Louis again sued for peace, but the allies would not relax their monstrous demands. Marlborough, Eugene, and the Dutch Heinsius all found their own interest in prolonging the war. But with the Bourbon cause apparently at its last gasp in Spain, the appearance there of Vendome revived the spirit of resistance.
Then the death of the emperor, and the succession to his position of his brother, the Spanish claimant, the Archduke Charles, meant that the allies were fighting to make one dominion of the Spanish and German Empires. The steady advance of Marlborough in the Low Countries could not prevent a revulsion of popular sentiment, which brought about his recall and the practical withdrawal from the contest of England, where Bolingbroke and Oxford were now at the head of affairs. Under Villars, success returned to the French standards in Flanders.

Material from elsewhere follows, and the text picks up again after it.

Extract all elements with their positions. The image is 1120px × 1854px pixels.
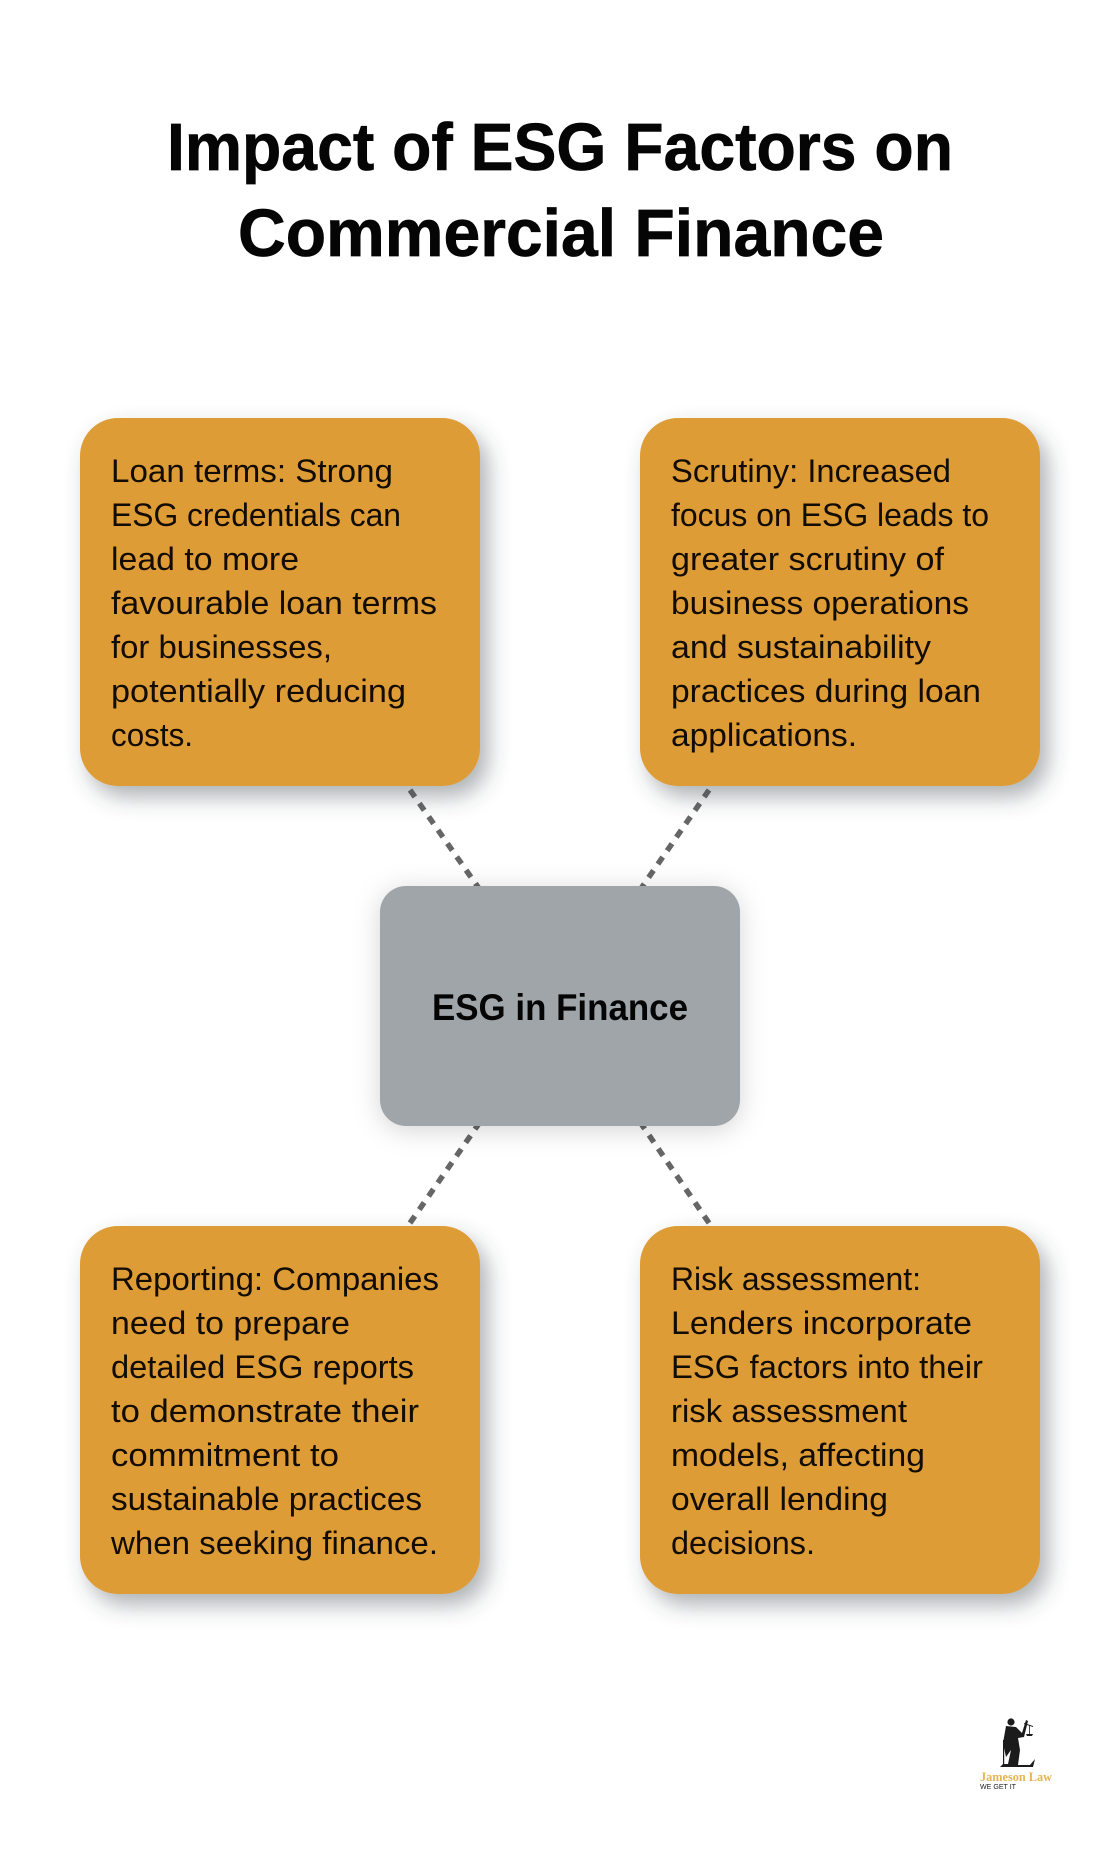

Hence came in 1713 the peace of Utrecht, for the terms of which England was mainly responsible. It was fair and just, but the English ministry received scant justice for making it. The emperor refused at first to accept it; but, when isolated, he agreed to its corollary, the peace of Rastadt. Philip was secured on the throne of Spain.

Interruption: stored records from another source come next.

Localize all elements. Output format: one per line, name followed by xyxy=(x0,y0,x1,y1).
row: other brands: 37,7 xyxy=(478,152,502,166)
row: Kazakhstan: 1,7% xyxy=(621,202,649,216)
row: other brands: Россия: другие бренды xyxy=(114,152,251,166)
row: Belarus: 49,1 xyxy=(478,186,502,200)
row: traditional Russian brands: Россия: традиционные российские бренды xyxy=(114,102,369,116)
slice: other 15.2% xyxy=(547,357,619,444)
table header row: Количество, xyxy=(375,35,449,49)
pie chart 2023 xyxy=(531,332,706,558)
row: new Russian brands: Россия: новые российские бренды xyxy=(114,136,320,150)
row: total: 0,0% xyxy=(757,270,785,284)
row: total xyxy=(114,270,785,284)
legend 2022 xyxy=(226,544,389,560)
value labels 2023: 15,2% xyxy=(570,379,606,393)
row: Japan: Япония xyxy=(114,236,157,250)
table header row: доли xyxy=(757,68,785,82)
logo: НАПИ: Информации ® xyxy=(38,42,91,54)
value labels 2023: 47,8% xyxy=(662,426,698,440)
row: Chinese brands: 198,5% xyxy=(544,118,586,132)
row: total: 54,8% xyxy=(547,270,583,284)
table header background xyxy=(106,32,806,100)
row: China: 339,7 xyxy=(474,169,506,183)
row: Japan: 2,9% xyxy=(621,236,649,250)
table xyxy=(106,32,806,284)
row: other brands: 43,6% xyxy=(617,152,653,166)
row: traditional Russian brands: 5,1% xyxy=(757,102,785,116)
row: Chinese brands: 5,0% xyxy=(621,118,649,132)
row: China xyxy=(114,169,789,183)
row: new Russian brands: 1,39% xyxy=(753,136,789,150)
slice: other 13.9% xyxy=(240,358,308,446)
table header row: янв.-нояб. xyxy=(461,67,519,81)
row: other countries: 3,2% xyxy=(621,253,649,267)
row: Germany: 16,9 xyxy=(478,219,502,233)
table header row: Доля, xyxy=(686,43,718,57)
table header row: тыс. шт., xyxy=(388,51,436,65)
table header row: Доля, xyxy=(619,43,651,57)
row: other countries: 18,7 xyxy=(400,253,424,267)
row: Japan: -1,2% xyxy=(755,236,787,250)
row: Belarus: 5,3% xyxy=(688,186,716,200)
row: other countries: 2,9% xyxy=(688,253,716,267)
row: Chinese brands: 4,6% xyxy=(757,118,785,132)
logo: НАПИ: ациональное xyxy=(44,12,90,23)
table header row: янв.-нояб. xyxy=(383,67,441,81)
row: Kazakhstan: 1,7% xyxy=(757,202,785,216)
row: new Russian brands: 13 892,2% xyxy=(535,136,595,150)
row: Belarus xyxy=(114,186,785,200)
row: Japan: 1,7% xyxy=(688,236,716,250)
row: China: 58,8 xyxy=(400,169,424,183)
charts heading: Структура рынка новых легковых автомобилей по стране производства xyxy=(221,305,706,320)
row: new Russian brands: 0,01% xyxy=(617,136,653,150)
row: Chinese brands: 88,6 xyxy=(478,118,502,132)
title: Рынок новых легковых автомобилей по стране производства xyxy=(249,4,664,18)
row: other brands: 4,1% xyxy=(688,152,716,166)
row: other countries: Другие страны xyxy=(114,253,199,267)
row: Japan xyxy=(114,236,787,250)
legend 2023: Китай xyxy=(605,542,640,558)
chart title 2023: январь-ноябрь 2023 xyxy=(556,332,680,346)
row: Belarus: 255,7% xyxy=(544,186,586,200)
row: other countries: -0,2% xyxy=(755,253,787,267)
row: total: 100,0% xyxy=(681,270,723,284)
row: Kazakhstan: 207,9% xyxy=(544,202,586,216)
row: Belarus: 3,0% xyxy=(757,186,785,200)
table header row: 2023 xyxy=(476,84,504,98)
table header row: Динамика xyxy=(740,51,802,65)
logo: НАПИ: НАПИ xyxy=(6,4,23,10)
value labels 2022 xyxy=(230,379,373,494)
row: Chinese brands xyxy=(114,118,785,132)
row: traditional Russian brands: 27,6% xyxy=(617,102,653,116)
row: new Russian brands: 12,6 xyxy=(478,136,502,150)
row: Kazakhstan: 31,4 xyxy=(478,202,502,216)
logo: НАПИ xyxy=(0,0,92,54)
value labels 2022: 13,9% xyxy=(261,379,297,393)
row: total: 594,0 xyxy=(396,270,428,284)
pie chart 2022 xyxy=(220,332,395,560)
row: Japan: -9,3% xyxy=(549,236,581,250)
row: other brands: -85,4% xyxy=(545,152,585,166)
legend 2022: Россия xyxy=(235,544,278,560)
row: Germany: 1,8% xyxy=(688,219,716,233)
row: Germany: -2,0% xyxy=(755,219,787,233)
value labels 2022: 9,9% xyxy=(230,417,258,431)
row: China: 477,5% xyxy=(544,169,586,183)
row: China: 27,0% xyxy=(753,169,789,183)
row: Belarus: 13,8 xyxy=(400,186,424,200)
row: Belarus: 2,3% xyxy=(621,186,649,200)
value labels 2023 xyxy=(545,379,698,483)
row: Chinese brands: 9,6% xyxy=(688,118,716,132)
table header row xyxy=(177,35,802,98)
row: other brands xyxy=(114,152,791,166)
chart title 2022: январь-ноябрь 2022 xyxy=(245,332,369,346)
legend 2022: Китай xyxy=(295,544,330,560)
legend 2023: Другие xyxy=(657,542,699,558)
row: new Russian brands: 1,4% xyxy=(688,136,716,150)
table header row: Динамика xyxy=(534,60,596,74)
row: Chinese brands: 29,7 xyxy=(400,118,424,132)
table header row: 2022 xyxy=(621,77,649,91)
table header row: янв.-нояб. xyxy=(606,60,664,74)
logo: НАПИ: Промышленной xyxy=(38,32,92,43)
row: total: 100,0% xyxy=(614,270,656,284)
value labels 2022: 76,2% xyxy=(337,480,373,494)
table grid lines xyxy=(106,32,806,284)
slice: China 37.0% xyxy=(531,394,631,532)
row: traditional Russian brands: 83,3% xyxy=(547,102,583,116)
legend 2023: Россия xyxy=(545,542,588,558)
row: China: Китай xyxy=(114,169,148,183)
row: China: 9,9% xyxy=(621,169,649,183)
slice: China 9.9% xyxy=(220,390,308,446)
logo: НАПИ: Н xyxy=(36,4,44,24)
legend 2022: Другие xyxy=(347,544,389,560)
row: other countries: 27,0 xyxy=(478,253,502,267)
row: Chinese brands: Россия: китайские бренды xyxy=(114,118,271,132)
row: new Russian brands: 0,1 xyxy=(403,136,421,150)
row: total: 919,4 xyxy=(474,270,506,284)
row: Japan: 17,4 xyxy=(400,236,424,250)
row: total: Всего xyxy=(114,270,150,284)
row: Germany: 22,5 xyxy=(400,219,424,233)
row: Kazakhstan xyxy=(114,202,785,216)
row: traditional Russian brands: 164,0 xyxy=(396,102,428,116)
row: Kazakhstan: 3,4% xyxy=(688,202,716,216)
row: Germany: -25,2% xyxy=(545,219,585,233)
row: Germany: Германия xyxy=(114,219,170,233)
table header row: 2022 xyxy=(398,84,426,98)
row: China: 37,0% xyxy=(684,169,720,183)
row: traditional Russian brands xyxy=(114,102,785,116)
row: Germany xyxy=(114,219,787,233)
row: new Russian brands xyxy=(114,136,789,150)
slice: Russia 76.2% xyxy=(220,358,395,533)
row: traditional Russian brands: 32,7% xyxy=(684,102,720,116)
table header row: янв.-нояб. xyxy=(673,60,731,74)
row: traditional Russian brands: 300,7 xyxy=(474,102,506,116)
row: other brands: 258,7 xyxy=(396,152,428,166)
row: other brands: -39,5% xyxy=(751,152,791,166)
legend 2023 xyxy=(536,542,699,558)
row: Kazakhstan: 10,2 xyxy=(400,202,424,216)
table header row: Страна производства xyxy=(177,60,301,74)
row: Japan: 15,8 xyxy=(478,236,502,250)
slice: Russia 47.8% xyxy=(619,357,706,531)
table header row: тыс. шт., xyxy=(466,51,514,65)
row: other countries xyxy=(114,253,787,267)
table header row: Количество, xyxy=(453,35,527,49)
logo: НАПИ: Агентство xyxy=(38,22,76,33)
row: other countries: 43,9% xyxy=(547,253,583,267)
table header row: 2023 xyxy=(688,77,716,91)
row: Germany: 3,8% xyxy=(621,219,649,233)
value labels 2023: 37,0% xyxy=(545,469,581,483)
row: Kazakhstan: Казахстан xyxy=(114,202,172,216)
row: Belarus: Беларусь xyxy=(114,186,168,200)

Never was there a war or a peace in which so many natural expectations were so completely reversed in the outcome. What Louis may have proposed to himself after it was over, no one can say for he died the year after the treaty of Utrecht.

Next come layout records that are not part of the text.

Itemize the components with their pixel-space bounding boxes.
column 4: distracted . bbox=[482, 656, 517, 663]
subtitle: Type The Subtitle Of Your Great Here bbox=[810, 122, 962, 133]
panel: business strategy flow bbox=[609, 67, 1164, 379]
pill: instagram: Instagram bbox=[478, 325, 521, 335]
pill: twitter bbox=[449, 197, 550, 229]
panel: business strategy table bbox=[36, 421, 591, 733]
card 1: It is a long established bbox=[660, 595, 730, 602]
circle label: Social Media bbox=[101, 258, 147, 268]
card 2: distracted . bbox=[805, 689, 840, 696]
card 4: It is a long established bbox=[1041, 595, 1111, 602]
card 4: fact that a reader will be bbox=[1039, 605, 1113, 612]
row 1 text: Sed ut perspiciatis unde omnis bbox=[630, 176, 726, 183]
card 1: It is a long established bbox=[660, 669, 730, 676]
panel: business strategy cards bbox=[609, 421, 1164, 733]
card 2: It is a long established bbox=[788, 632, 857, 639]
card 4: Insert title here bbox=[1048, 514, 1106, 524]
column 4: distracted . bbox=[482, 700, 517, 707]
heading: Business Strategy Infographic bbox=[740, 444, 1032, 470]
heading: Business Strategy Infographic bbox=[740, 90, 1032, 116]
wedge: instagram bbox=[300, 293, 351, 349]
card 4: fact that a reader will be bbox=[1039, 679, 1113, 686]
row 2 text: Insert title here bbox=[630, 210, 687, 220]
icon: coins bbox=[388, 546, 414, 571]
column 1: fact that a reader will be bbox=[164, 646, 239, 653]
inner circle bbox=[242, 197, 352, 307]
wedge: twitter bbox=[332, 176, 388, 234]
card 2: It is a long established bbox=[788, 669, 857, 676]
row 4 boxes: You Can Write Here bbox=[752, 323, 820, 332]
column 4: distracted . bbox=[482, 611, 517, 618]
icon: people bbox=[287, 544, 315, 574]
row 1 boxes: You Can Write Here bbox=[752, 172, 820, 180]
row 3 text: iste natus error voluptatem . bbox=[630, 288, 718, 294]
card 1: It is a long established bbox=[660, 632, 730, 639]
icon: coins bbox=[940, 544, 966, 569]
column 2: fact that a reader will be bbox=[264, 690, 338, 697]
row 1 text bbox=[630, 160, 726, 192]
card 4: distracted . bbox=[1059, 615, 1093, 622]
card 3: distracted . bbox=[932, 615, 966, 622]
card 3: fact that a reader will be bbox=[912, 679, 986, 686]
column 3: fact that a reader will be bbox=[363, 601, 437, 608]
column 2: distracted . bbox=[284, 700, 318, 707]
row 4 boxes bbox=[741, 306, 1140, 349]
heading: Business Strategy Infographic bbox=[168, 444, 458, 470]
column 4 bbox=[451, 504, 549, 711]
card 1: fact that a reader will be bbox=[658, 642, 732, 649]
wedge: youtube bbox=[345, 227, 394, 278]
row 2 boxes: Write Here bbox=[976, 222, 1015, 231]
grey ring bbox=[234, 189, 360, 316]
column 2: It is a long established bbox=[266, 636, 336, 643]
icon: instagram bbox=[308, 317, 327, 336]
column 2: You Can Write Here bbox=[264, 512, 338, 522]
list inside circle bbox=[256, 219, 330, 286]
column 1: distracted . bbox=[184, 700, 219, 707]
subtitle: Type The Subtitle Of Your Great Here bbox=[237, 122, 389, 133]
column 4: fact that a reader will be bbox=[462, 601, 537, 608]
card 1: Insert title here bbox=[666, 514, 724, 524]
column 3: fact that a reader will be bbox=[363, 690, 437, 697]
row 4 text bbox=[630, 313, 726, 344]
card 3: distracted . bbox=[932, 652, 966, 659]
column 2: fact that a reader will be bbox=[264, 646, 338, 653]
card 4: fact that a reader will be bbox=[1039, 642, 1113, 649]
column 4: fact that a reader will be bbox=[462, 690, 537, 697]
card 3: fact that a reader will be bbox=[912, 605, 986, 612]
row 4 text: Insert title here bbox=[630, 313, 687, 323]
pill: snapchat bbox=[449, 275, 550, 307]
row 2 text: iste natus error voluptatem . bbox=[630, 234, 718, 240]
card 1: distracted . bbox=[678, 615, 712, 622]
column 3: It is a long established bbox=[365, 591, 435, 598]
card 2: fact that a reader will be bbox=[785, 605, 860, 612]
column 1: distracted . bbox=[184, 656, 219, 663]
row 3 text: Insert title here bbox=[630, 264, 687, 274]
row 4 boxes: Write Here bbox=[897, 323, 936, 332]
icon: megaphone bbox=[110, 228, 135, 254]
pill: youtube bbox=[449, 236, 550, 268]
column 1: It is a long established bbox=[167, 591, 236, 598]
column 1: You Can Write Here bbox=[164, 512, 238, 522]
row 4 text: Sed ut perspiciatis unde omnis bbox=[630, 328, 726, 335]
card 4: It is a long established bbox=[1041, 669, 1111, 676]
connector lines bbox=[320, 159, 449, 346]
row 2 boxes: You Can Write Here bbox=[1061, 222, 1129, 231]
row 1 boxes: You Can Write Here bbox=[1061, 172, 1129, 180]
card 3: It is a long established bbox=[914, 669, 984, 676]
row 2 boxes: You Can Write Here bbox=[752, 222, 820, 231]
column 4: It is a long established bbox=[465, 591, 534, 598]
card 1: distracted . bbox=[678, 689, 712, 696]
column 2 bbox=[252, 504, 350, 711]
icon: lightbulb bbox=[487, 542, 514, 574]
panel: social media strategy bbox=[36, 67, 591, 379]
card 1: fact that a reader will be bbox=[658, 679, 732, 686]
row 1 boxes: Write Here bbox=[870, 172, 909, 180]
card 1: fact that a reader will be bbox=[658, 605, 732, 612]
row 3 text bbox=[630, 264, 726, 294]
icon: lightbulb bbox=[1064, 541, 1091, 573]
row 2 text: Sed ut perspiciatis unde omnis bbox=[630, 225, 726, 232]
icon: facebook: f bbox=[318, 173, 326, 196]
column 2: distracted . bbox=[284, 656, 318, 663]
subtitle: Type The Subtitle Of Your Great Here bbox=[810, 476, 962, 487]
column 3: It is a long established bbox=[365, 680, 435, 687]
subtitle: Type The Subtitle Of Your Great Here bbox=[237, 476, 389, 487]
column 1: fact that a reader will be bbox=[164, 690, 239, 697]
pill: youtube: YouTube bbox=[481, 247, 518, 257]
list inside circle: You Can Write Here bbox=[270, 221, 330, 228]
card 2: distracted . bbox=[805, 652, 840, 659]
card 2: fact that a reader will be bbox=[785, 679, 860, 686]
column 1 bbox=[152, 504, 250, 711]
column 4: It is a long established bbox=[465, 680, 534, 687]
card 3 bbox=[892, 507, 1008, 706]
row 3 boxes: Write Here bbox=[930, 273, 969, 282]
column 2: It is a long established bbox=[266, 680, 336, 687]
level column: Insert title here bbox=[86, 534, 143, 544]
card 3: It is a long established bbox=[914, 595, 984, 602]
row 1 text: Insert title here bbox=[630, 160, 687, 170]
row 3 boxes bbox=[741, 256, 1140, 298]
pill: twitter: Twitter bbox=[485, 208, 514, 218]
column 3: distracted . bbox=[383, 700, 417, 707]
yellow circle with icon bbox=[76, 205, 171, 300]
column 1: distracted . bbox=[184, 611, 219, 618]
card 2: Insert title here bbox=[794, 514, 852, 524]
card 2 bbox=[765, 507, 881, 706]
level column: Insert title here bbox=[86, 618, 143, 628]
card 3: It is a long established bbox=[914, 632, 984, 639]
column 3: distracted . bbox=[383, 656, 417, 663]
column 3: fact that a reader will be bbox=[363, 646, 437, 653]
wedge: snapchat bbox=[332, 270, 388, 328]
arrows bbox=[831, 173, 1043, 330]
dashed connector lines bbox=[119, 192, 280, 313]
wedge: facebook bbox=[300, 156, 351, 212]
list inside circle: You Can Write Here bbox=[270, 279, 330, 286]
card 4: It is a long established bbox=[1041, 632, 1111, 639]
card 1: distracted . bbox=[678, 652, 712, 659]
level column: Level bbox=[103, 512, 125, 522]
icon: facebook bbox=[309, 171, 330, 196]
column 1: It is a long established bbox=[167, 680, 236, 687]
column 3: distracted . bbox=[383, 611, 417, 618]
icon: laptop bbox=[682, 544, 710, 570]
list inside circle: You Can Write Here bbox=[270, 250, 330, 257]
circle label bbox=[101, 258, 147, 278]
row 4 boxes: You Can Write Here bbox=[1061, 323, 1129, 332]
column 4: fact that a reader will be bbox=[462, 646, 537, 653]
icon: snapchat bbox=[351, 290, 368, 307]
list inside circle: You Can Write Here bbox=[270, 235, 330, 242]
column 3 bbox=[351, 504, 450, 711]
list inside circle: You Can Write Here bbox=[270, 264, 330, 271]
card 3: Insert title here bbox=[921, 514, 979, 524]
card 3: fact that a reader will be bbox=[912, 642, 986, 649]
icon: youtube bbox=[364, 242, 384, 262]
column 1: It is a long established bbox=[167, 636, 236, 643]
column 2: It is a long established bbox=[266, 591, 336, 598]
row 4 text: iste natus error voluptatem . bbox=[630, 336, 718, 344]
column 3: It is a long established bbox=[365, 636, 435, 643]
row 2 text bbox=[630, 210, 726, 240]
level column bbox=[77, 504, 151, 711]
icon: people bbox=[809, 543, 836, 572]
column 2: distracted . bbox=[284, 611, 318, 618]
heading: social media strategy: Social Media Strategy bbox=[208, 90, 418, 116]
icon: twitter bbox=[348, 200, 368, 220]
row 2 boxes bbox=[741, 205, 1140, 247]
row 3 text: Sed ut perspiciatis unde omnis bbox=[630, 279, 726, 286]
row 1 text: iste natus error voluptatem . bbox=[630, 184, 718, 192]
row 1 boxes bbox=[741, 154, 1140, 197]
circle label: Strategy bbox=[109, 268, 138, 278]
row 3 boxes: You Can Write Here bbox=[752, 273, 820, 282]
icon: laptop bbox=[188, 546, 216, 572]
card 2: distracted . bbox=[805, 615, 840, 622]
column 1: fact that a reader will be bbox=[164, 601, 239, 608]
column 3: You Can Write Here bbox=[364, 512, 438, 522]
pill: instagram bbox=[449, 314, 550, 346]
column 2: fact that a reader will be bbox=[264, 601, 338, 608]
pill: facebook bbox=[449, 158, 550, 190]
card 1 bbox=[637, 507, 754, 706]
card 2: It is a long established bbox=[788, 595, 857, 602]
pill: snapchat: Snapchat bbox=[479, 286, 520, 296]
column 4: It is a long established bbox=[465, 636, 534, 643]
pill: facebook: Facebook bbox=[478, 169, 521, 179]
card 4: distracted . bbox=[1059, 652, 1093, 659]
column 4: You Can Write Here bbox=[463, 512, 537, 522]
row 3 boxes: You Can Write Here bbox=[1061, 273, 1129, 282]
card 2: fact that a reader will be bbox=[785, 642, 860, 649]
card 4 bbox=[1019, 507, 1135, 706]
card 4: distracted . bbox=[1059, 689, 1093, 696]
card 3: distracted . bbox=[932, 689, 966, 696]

IV.—The Court of the Grand Monarque
The brilliancy and magnificence of the court, as well as the reign of Louis XIV., were such that the least details of his life seem interesting to posterity, just as they excited the curiosity of every court in Europe and of all his contemporaries. Such is the effect of a great reputation. We care more to know what passed in the cabinet and the court of an Augustus than for details of Attila’s and Tamerlane’s conquests.
One of the most curious affairs in this connection is the mystery of the Man with the Iron Mask, who was placed in the Ile Sainte-Marguerite just after Mazarin’s death, was removed to the Bastille in 1690, and died in 1703. His identity has never been revealed. That he was a person of very great consideration is clear from the way in which he was treated; yet no such person disappeared from public life. Those who knew the secret carried it with them to their graves.
Once the man scratched a message on a silver plate, and flung it into the river. A fisherman who picked it up brought it to the governor. Asked if he had read the writing, he said, “No; he could not read himself, and no one else had seen it.” “It is lucky for you that you cannot read,” said the governor. And the man was detained till the truth of his statement had been confirmed.